7. Import Some Experts
There’s no denying that a few data scientists with a feel for marketing may be hard to find. “You need people that are good in the quantitative areas, like statistics, but can also connect the dots with the marketing components, like advertising campaigns and sales efforts,” said Alexander Edsel, director of the marketing master programs at the University of Texas at Dallas’ Naveen Jindal School of Management. “Consumer behavior is foreign to the typical statistician.”

The best are “well-employed,” Gagnon said. But those considering outsourcing the whole of predictive analytics to a third party may be making a mistake. “On the analytical level, it is important to have seasoned practitioners at your side for the hands-on technical execution,” Siegel said.
One of Agona’s first steps was hiring a strong analytics professional to lead the pilot project. “They do exist,” she said. She wanted someone not only skilled in data science, but also in communication skills. “The other challenge was that we were building this capability from scratch in marketing, so we needed someone who was OK with being the first—a self-starter willing to take on the risk.
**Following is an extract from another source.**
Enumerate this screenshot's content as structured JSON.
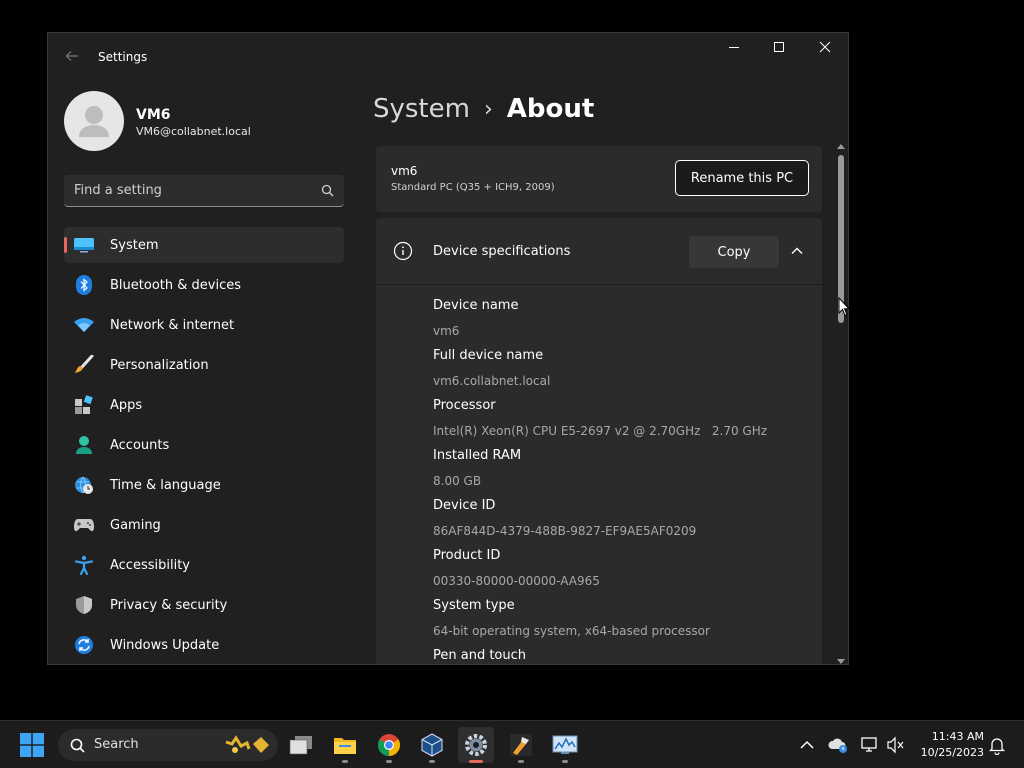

CEB’s Spenner also advises CMOs to introduce training and mentoring programs that will “bring big judgment to the table with big data.” Make sure everyone understand the statistical limits of what can be concluded from the data, for example, or the business dynamics that are at play when bringing predictive analytics to a decision.

8. Be Promiscuous
A whole host of vendors, technologies, consultants, and methods are out there when it comes to applying predictive analytics in the marketing function. “Everyone is doing their own thing,” Edsel said. “And if they find something that gives them a competitive advantage, they’re keeping it to themselves.”

The best approach right now is to experiment—a lot. “As with any new development in marketing, everyone and their mother jumps into the business. Some are really smart and others don’t have a clue,” Clancy said. “Hopefully as corporate America continues to invest in these technologies, some standards will emerge.”